Depois da queda de Michel Platini como líder da UEFA, uma queda ainda maior para quem tinha sonhos altos e quis elevar-se ainda mais, o órgão que tutela o futebol europeu ia escolher mais do que um líder. Ali estava uma resposta para a crise institucional, ali estava a possibilidade de fazer uma viragem. Com o espanhol Ángel Villar fora da corrida, sobravam apenas dois nomes pouco conhecidos no espaço mediático apesar do percurso que já levavam no dirigismo. Ceferin ganhou de forma convincente ao holandês Michael van Praag (42-13).
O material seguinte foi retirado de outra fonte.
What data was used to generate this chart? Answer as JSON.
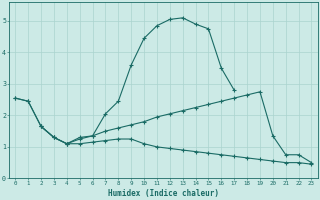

“A minha pequena e linda Eslovénia está orgulhosa da minha eleição e espero que um dia também tenham esse orgulho em mim. Algumas pessoas até podem dizer que não sou um bom líder, que ainda sou muito jovem, que ainda sou muito inexperiente para me tornar presidente da UEFA. Mas é assim: não é por se repetir muitas vezes isso alto e bom som, não é por dizer muitas vezes ‘Sou um líder’ que me vou transformar num líder. Quem tem de fazer isso para se afirmar, não é um bom líder. Eu não faço”, disse na tomada de posse.
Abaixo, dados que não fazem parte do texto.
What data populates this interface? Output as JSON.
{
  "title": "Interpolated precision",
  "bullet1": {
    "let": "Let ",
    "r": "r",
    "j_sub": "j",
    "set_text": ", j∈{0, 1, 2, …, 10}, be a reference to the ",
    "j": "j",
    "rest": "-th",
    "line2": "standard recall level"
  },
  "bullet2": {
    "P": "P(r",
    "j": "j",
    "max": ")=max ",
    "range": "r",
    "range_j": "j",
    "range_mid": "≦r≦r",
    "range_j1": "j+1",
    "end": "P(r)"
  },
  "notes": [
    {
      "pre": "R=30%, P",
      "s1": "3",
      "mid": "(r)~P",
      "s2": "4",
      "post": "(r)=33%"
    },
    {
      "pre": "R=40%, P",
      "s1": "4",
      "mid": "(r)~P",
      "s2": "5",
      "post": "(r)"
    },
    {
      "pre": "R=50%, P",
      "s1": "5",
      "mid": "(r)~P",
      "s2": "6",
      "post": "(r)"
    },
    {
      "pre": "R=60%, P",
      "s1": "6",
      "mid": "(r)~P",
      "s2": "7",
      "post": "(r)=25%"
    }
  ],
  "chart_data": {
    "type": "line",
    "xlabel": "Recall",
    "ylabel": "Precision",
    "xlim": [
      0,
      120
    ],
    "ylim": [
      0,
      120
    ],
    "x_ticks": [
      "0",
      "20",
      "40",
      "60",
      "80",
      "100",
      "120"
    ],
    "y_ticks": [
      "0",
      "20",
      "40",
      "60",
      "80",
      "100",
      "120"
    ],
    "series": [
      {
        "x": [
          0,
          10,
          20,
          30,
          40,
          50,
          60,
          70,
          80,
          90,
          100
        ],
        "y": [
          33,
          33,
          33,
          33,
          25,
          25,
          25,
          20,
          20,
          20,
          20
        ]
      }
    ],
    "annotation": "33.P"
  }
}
Hoje, com 52 anos, Aleksander Ceferin tornou-se um líder incontestável. E nem mesmo quando foi reeleito em 2019 deixou passar ao lado as principais características de uma boa liderança. “Somei erros e dúvidas ao longo dos dois anos e meio no cargo porque um líder sem dúvidas é um líder iludido e perigoso”, afirmou. Em alguns aspetos, o esloveno nunca teve dúvidas: nas regras do fair play financeiro (que tiveram no Manchester City o melhor exemplo), num maior equilíbrio entre federações, na recusa a uma Superliga europeia que pudesse “abafar” a Champions. Noutros, essas dúvidas não travaram ideias de que nem se mostra particularmente fã como a introdução do VAR no jogo. “Se tiveres um nariz longo, hoje em dia estás sempre fora de jogo”, disse.
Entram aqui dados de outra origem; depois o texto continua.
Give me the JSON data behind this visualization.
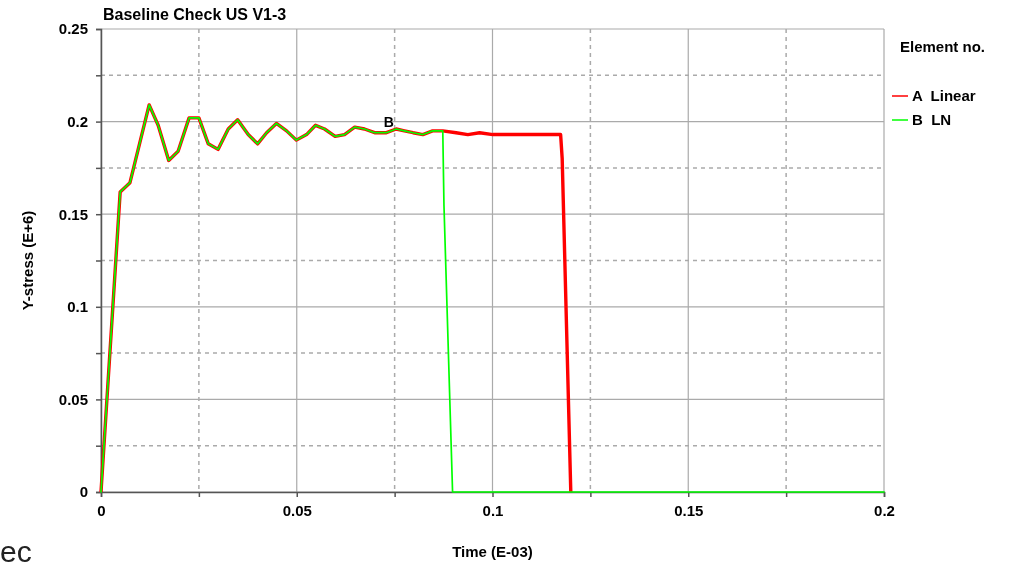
{
  "chart_data": {
    "type": "line",
    "title": "Baseline Check US V1-3",
    "xlabel": "Time (E-03)",
    "ylabel": "Y-stress (E+6)",
    "legend_title": "Element no.",
    "legend": "top right",
    "grid": true,
    "line_style": "solid",
    "marker": "none",
    "xlim": [
      0,
      0.2
    ],
    "ylim": [
      0,
      0.25
    ],
    "xticks": [
      0,
      {
        "value": 0.025,
        "label": null
      },
      0.05,
      {
        "value": 0.075,
        "label": null
      },
      0.1,
      {
        "value": 0.125,
        "label": null
      },
      0.15,
      {
        "value": 0.175,
        "label": null
      },
      0.2
    ],
    "yticks": [
      0,
      {
        "value": 0.025,
        "label": null
      },
      0.05,
      {
        "value": 0.075,
        "label": null
      },
      0.1,
      {
        "value": 0.125,
        "label": null
      },
      0.15,
      {
        "value": 0.175,
        "label": null
      },
      0.2,
      {
        "value": 0.225,
        "label": null
      },
      0.25
    ],
    "series": [
      {
        "name": "A Linear",
        "color": "#ff0000",
        "x": [
          0,
          0.0049,
          0.0074,
          0.0123,
          0.0146,
          0.0173,
          0.0197,
          0.0225,
          0.025,
          0.0274,
          0.0299,
          0.0325,
          0.0349,
          0.0376,
          0.04,
          0.0423,
          0.0448,
          0.0474,
          0.0499,
          0.0525,
          0.0548,
          0.0571,
          0.0598,
          0.0622,
          0.0648,
          0.0673,
          0.0699,
          0.0729,
          0.0754,
          0.0775,
          0.0797,
          0.0822,
          0.0847,
          0.0873,
          0.0907,
          0.0937,
          0.0967,
          0.1001,
          0.1086,
          0.1174,
          0.1178,
          0.12
        ],
        "values": [
          0,
          0.162,
          0.167,
          0.209,
          0.198,
          0.179,
          0.184,
          0.202,
          0.202,
          0.188,
          0.185,
          0.196,
          0.201,
          0.193,
          0.188,
          0.194,
          0.199,
          0.195,
          0.19,
          0.193,
          0.198,
          0.196,
          0.192,
          0.193,
          0.197,
          0.196,
          0.194,
          0.194,
          0.196,
          0.195,
          0.194,
          0.193,
          0.195,
          0.195,
          0.194,
          0.193,
          0.194,
          0.193,
          0.193,
          0.193,
          0.18,
          0
        ]
      },
      {
        "name": "B LN",
        "color": "#00ff00",
        "x": [
          0,
          0.0049,
          0.0074,
          0.0123,
          0.0146,
          0.0173,
          0.0197,
          0.0225,
          0.025,
          0.0274,
          0.0299,
          0.0325,
          0.0349,
          0.0376,
          0.04,
          0.0423,
          0.0448,
          0.0474,
          0.0499,
          0.0525,
          0.0548,
          0.0571,
          0.0598,
          0.0622,
          0.0648,
          0.0673,
          0.0699,
          0.0729,
          0.0754,
          0.0775,
          0.0797,
          0.0822,
          0.0847,
          0.0873,
          0.0876,
          0.0898,
          0.2
        ],
        "values": [
          0,
          0.162,
          0.167,
          0.209,
          0.198,
          0.179,
          0.184,
          0.202,
          0.202,
          0.188,
          0.185,
          0.196,
          0.201,
          0.193,
          0.188,
          0.194,
          0.199,
          0.195,
          0.19,
          0.193,
          0.198,
          0.196,
          0.192,
          0.193,
          0.197,
          0.196,
          0.194,
          0.194,
          0.196,
          0.195,
          0.194,
          0.193,
          0.195,
          0.195,
          0.155,
          0,
          0
        ]
      }
    ],
    "annotations": [
      {
        "text": "B",
        "x": 0.0735,
        "y": 0.197
      },
      "ec"
    ]
  }
}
“Sou um cético desde o início. Os árbitros assistentes já nem se dão ao trabalho de levantar a bandeira, limitam-se a esperar, esperar e esperar. E os jogadores já nem celebram os golos, correm mas esperam primeiro pelo VAR”, disse numa entrevista ao Daily Mirror, onde falou também do que é mão na bola e bola na mão. “Ninguém consegue explicar. O árbitro não é um psiquiatra para saber se o fizeste ou não de propósito. Há duas semanas, tivemos uma reunião de treinadores na UEFA, em Nyon. Estavam lá Klopp, Guardiola, Allegri, Ancelotti, Zidane. O nosso chefe da arbitragem, Roberto Rossetti, mostrou um vídeo de mão na bola. Metade da sala disse que era, a outra metade disse que não. Portanto, o quão clara é a regra?”, especificou o dirigente que foi também eleito presidente da Fundação para a Criança da UEFA em novembro de 2017 no lugar de José Manuel Durão Barroso, antigo primeiro-ministro português e líder da Comissão Europeia.

Esta terça-feira, o líder que não gosta de festas chiques e de sítios muito cheios, por não abdicar dos momentos de maior solidão no deserto ou nas florestas eslovenas, assumiu o futuro do futebol dentro de uma pandemia global que ninguém sabe ao certo quando, como e onde vai parar. E tomou uma medida que parecia fácil mas que teve um impacto brutal em termos económicos não só para a UEFA mas também para todas as federações nacionais: adiar o Campeonato da Europa para 2021. Para tudo o resto, decidiu criar um grupo de trabalho que vá analisando a situação para perceber as melhores datas de regresso dos campeonatos nacionais e das provas europeias. Porque delegar também é uma característica de um bom líder. Como Ceferin tem vindo a ser.